With David Newman conducting the Hollywood Bowl Orchestra, and Oscar-winning actress Eva Marie Saint hosting, the unusually warm end-of-summer evening proved just right for a night of chilling – and occasionally amusing – clips of Hitchcock suspense and murder classics.

The concert opened on an especially clever note: The voice of the Master of Suspense himself (borrowed from his 1958 record album, Music to Be Murdered By) introduced the evening's fare, leading into fast-paced, seven-minute montage of clips from 41 Hitchcock films, brilliantly produced by editor Laura Gibson, set to Gounod's Funeral March of a Marionette (better known as the theme for TV's Alfred Hitchcock Presents) and Bernard Herrmann scores for North by Northwest, Psycho, Marnie and The Man Who Knew Too Much.

Ms. Saint, now 90, proved to be a witty and winning host, regaling the crowd with anecdotes from her experiences with "Hitch" as she delivered Jon Burlingame's eloquent script filled with fascinating histories of the films and their composers.

Dimitri Tiomkin's score for Strangers on a Train (1951) was the first substantial excerpt, including the opening title sequence and the initial meeting of Guy Haines (Farley Granger) and Bruno Antony (Robert Walker). Ms. Saint then introduced a trio of clips played back-to-back: The Lodger (1927), scored by anonymous library music; a chase scene from The 39 Steps (1935) scored by Louis Levy; and a driving scene from Saboteur (1942) featuring Robert Cummings and Priscilla Lane with music by Frank Skinner.

One of the fascinating aspects of experiencing this music live is the opportunity to hear musical details sometimes lost on the movie soundtrack itself. Heard during Franz Waxman's gorgeous, Oscar-nominated theme for Rebecca (1940) was a sampled but entirely authentic sounding Novachord, an early polyphonic synthesizer which the composer used to add an eerie tone to a scene in which Mrs. Danvers (Judith Anderson) intimidates the new Mrs. deWinter (Joan Fontaine).

Conductor David Newman then premiered a newly reconstructed piece from his father Alfred Newman's score for Foreign Correspondent (1940), starring Joel McCrea as a witness to an assassination who chases the murderer cross-country. Newman wound up the first act with end scenes from Psycho (1960) for which Ms. Saint relayed, "Herrmann wanted a black-and-white sound to complement the film's black-and-white cinematography," hence an all-strings ensemble.

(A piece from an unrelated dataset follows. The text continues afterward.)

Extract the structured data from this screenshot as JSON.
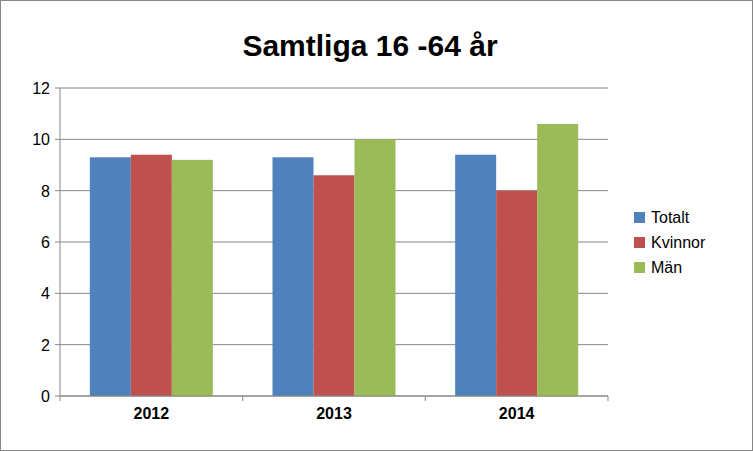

The second half opened with music from another Hitchcock-Herrmann masterpiece, Vertigo (1958) starring James Stewart and Kim Novak; Newman led the hypnotic opening title sequence and then advanced to the tragic finale. This was followed by Tiomkin's music for the frightening break-in murder attempt sequence from Dial M for Murder (1954) with Ray Milland and Grace Kelly.

Two back-to-back clips of romance offered a brief respite from Hitchcock's "music to be murdered by": Miklós Rózsa's Academy Award-winning music for Spellbound (1945), with Gregory Peck and Ingrid Bergman (the only Hitchcock film to win an Oscar for music); and Lyn Murray's sharp, witty score for a bejeweled seduction scene played in the foreground of the French Riviera fireworks from To Catch a Thief (1955) starring Cary Grant and Grace Kelly.

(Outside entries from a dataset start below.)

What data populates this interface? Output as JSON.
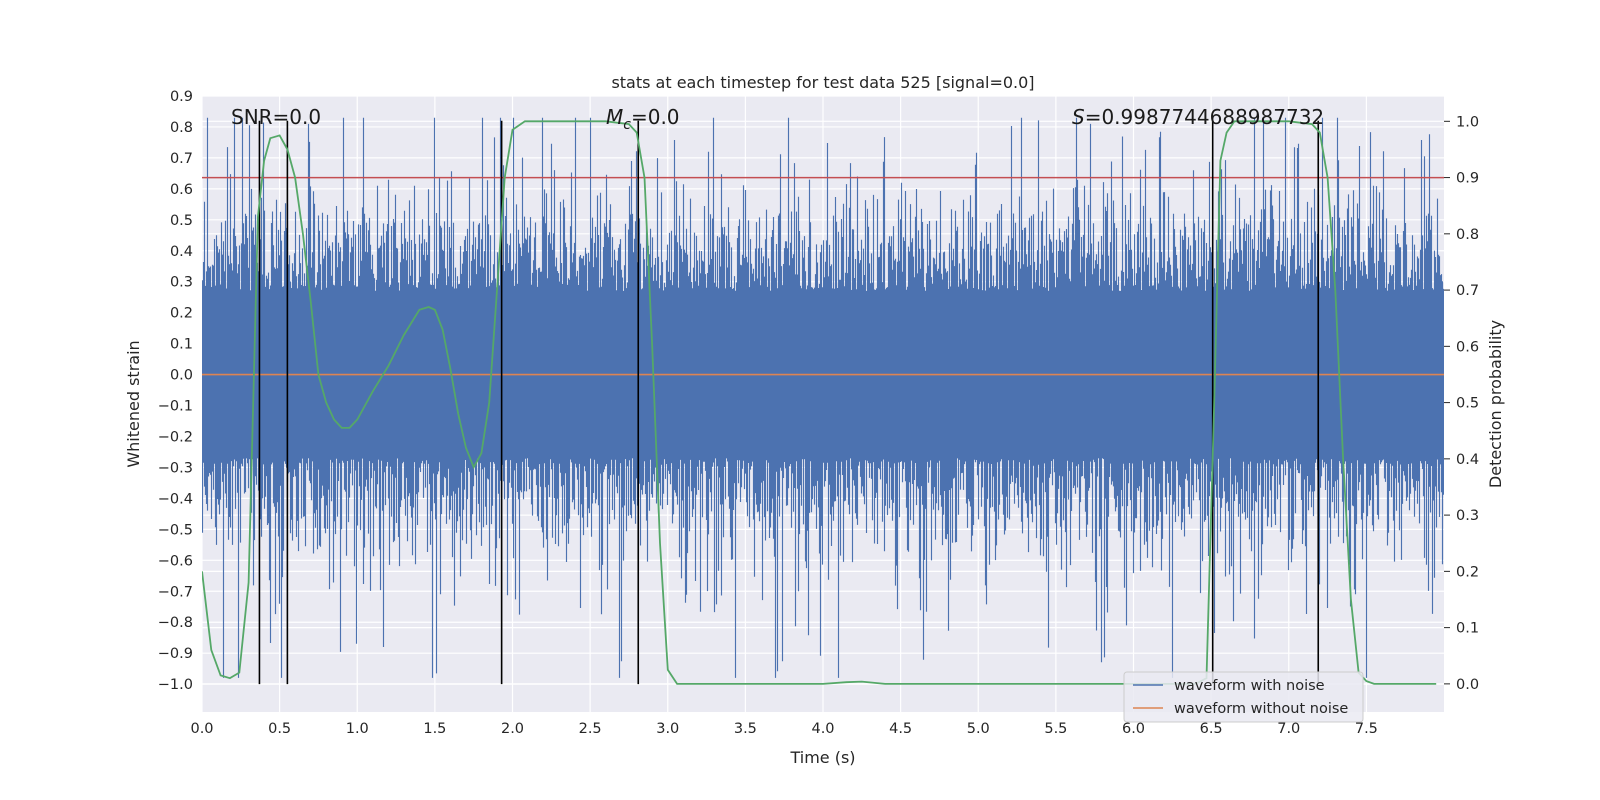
{
  "chart_data": {
    "type": "line",
    "title": "stats at each timestep for test data 525 [signal=0.0]",
    "xlabel": "Time (s)",
    "ylabel": "Whitened strain",
    "y2label": "Detection probability",
    "xlim": [
      0.0,
      8.0
    ],
    "ylim": [
      -1.09,
      0.9
    ],
    "y2lim": [
      -0.05,
      1.045
    ],
    "x_ticks": [
      "0.0",
      "0.5",
      "1.0",
      "1.5",
      "2.0",
      "2.5",
      "3.0",
      "3.5",
      "4.0",
      "4.5",
      "5.0",
      "5.5",
      "6.0",
      "6.5",
      "7.0",
      "7.5"
    ],
    "y_ticks": [
      "0.9",
      "0.8",
      "0.7",
      "0.6",
      "0.5",
      "0.4",
      "0.3",
      "0.2",
      "0.1",
      "0.0",
      "−0.1",
      "−0.2",
      "−0.3",
      "−0.4",
      "−0.5",
      "−0.6",
      "−0.7",
      "−0.8",
      "−0.9",
      "−1.0"
    ],
    "y2_ticks": [
      "1.0",
      "0.9",
      "0.8",
      "0.7",
      "0.6",
      "0.5",
      "0.4",
      "0.3",
      "0.2",
      "0.1",
      "0.0"
    ],
    "grid": true,
    "legend_position": "lower-right",
    "legend": [
      "waveform with noise",
      "waveform without noise"
    ],
    "annotations": {
      "snr": "SNR=0.0",
      "mc_symbol": "M",
      "mc_sub": "c",
      "mc_value": "=0.0",
      "s_symbol": "S",
      "s_value": "=0.9987744688987732"
    },
    "colors": {
      "noise": "#4c72b0",
      "clean": "#dd8452",
      "probability": "#55a868",
      "threshold": "#c44e52",
      "vlines": "#000000",
      "background": "#eaeaf2",
      "grid": "#ffffff"
    },
    "threshold": 0.9,
    "clean_waveform_value": 0.0,
    "detection_vlines": [
      0.37,
      0.55,
      1.93,
      2.81,
      6.51,
      7.19
    ],
    "detection_vlines_range": [
      -1.0,
      0.82
    ],
    "probability_series": {
      "x": [
        0.0,
        0.06,
        0.12,
        0.18,
        0.24,
        0.3,
        0.33,
        0.36,
        0.4,
        0.44,
        0.5,
        0.55,
        0.6,
        0.65,
        0.7,
        0.75,
        0.8,
        0.85,
        0.9,
        0.95,
        1.0,
        1.1,
        1.2,
        1.3,
        1.4,
        1.46,
        1.5,
        1.55,
        1.6,
        1.65,
        1.7,
        1.75,
        1.8,
        1.85,
        1.9,
        1.95,
        2.0,
        2.08,
        2.2,
        2.4,
        2.6,
        2.75,
        2.8,
        2.85,
        2.9,
        2.95,
        3.0,
        3.06,
        3.2,
        3.5,
        3.8,
        4.0,
        4.15,
        4.25,
        4.4,
        4.6,
        5.0,
        5.5,
        6.0,
        6.2,
        6.4,
        6.47,
        6.52,
        6.56,
        6.6,
        6.65,
        6.7,
        7.0,
        7.15,
        7.2,
        7.25,
        7.3,
        7.35,
        7.4,
        7.45,
        7.5,
        7.55,
        7.6,
        7.7,
        7.95
      ],
      "y": [
        0.2,
        0.06,
        0.015,
        0.01,
        0.02,
        0.18,
        0.5,
        0.83,
        0.93,
        0.97,
        0.975,
        0.95,
        0.9,
        0.8,
        0.68,
        0.55,
        0.5,
        0.47,
        0.455,
        0.455,
        0.47,
        0.52,
        0.565,
        0.62,
        0.665,
        0.67,
        0.665,
        0.63,
        0.56,
        0.48,
        0.42,
        0.385,
        0.41,
        0.5,
        0.7,
        0.9,
        0.985,
        1.0,
        1.0,
        1.0,
        1.0,
        0.995,
        0.98,
        0.9,
        0.6,
        0.25,
        0.025,
        0.0,
        0.0,
        0.0,
        0.0,
        0.0,
        0.003,
        0.004,
        0.0,
        0.0,
        0.0,
        0.0,
        0.0,
        0.0,
        0.0,
        0.01,
        0.5,
        0.93,
        0.98,
        1.0,
        1.0,
        1.0,
        0.995,
        0.98,
        0.9,
        0.7,
        0.4,
        0.15,
        0.02,
        0.005,
        0.0,
        0.0,
        0.0,
        0.0
      ]
    }
  }
}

The finale was Ms. Saint's own North by Northwest (1959), with Herrmann's legendary fandango theme and variations which underscored the climactic chase across Mount Rushmore. The host called it "Hitchcock's signature combination: exciting, romantic, and even funny, a perfect way to end our evening." The orchestra's energy, and Newman's dynamic conducting, were praised by veteran Bowl-goers as among the best movie nights in recent Bowl history. They gave Newman and Ms. Saint a standing ovation.

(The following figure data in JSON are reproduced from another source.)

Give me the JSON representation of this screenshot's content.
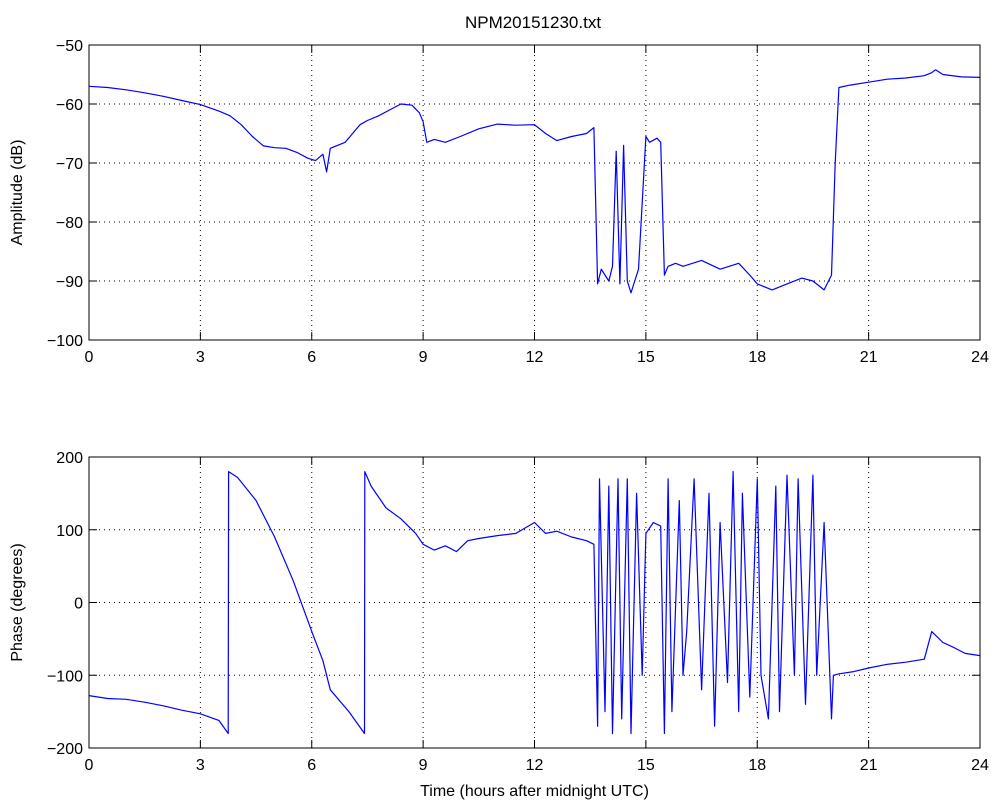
{
  "figure": {
    "title": "NPM20151230.txt"
  },
  "chart_data": [
    {
      "type": "line",
      "title": "NPM20151230.txt",
      "xlabel": "",
      "ylabel": "Amplitude (dB)",
      "xlim": [
        0,
        24
      ],
      "ylim": [
        -100,
        -50
      ],
      "xticks": [
        "0",
        "3",
        "6",
        "9",
        "12",
        "15",
        "18",
        "21",
        "24"
      ],
      "yticks": [
        "−100",
        "−90",
        "−80",
        "−70",
        "−60",
        "−50"
      ],
      "grid": true,
      "line_color": "#0000ff",
      "series": [
        {
          "x": [
            0,
            0.5,
            1,
            1.5,
            2,
            2.5,
            3,
            3.5,
            3.8,
            4.1,
            4.4,
            4.7,
            5,
            5.3,
            5.6,
            5.9,
            6.1,
            6.3,
            6.4,
            6.5,
            6.7,
            6.9,
            7.1,
            7.3,
            7.5,
            7.8,
            8.1,
            8.4,
            8.7,
            8.9,
            9.0,
            9.1,
            9.3,
            9.6,
            10,
            10.5,
            11,
            11.5,
            12,
            12.3,
            12.6,
            13,
            13.4,
            13.6,
            13.7,
            13.8,
            14.0,
            14.1,
            14.2,
            14.3,
            14.4,
            14.5,
            14.6,
            14.8,
            15.0,
            15.1,
            15.3,
            15.4,
            15.5,
            15.6,
            15.8,
            16,
            16.5,
            17,
            17.5,
            17.8,
            18,
            18.4,
            18.8,
            19.2,
            19.5,
            19.8,
            20.0,
            20.1,
            20.2,
            20.5,
            21,
            21.5,
            22,
            22.5,
            22.7,
            22.8,
            23,
            23.5,
            24
          ],
          "y": [
            -57.0,
            -57.2,
            -57.6,
            -58.1,
            -58.7,
            -59.4,
            -60.1,
            -61.2,
            -62.0,
            -63.5,
            -65.5,
            -67.1,
            -67.4,
            -67.5,
            -68.2,
            -69.2,
            -69.6,
            -68.5,
            -71.5,
            -67.5,
            -67.0,
            -66.5,
            -65.0,
            -63.5,
            -62.8,
            -62.0,
            -61.0,
            -60.0,
            -60.2,
            -61.5,
            -63.0,
            -66.5,
            -66.0,
            -66.5,
            -65.5,
            -64.2,
            -63.4,
            -63.6,
            -63.5,
            -65.0,
            -66.2,
            -65.5,
            -65.0,
            -64.0,
            -90.5,
            -88.0,
            -90.0,
            -87.5,
            -68.0,
            -90.5,
            -67.0,
            -90.0,
            -92.0,
            -88.0,
            -65.5,
            -66.5,
            -65.8,
            -66.5,
            -89.0,
            -87.5,
            -87.0,
            -87.5,
            -86.5,
            -88.0,
            -87.0,
            -89.0,
            -90.5,
            -91.5,
            -90.5,
            -89.5,
            -90.0,
            -91.5,
            -89.0,
            -70.0,
            -57.2,
            -56.8,
            -56.3,
            -55.8,
            -55.6,
            -55.2,
            -54.7,
            -54.2,
            -55.0,
            -55.4,
            -55.5
          ]
        }
      ]
    },
    {
      "type": "line",
      "title": "",
      "xlabel": "Time (hours after midnight UTC)",
      "ylabel": "Phase (degrees)",
      "xlim": [
        0,
        24
      ],
      "ylim": [
        -200,
        200
      ],
      "xticks": [
        "0",
        "3",
        "6",
        "9",
        "12",
        "15",
        "18",
        "21",
        "24"
      ],
      "yticks": [
        "−200",
        "−100",
        "0",
        "100",
        "200"
      ],
      "grid": true,
      "line_color": "#0000ff",
      "series": [
        {
          "x": [
            0,
            0.5,
            1,
            1.5,
            2,
            2.5,
            3,
            3.5,
            3.75,
            3.76,
            4.0,
            4.5,
            5.0,
            5.5,
            6.0,
            6.3,
            6.5,
            7.0,
            7.42,
            7.43,
            7.6,
            8.0,
            8.4,
            8.8,
            9.0,
            9.3,
            9.6,
            9.9,
            10.2,
            10.5,
            11.0,
            11.5,
            12.0,
            12.3,
            12.6,
            13.0,
            13.4,
            13.6,
            13.7,
            13.75,
            13.9,
            14.0,
            14.1,
            14.25,
            14.35,
            14.5,
            14.6,
            14.75,
            14.9,
            15.0,
            15.2,
            15.4,
            15.5,
            15.6,
            15.7,
            15.9,
            16.0,
            16.1,
            16.3,
            16.5,
            16.7,
            16.85,
            17.0,
            17.2,
            17.35,
            17.5,
            17.6,
            17.8,
            18.0,
            18.1,
            18.3,
            18.5,
            18.6,
            18.8,
            19.0,
            19.1,
            19.3,
            19.5,
            19.6,
            19.8,
            20.0,
            20.05,
            20.2,
            20.6,
            21.0,
            21.5,
            22.0,
            22.5,
            22.7,
            22.8,
            23.0,
            23.3,
            23.6,
            24.0
          ],
          "y": [
            -128,
            -132,
            -133,
            -137,
            -142,
            -148,
            -153,
            -162,
            -180,
            180,
            172,
            140,
            90,
            30,
            -40,
            -80,
            -120,
            -150,
            -180,
            180,
            160,
            130,
            115,
            95,
            80,
            72,
            78,
            70,
            85,
            88,
            92,
            95,
            110,
            95,
            98,
            90,
            85,
            80,
            -170,
            170,
            -150,
            160,
            -180,
            170,
            -160,
            170,
            -180,
            150,
            -100,
            95,
            110,
            105,
            -180,
            170,
            -150,
            140,
            -100,
            -40,
            170,
            -120,
            150,
            -170,
            110,
            -110,
            180,
            -150,
            150,
            -130,
            170,
            -100,
            -160,
            160,
            -150,
            175,
            -100,
            170,
            -140,
            175,
            -100,
            110,
            -160,
            -100,
            -98,
            -95,
            -90,
            -85,
            -82,
            -78,
            -40,
            -45,
            -55,
            -62,
            -70,
            -73
          ]
        }
      ]
    }
  ]
}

For an encore, Newman offered the classic shower scene from Psycho, with Herrmann's stabbing, shrieking violins (followed by another sound bite from The Master of Suspense drawn from that 1958 LP).

Among guests spotted in the audience: Tiomkin's widow Olivia Tiomkin Douglas, Herrmann biographer Steven C. Smith, and film composers Michael Giacchino, Randy Newman, Charles Fox and Lee Holdridge.

On Wednesday the Bowl will feature another film night, this time sponsored by the Academy of Motion Picture Arts and Sciences, devoted to the Black Movie Soundtrack, including music by Quincy Jones, Isaac Hayes, Curtis Mayfield, Prince and Public Enemy, among others.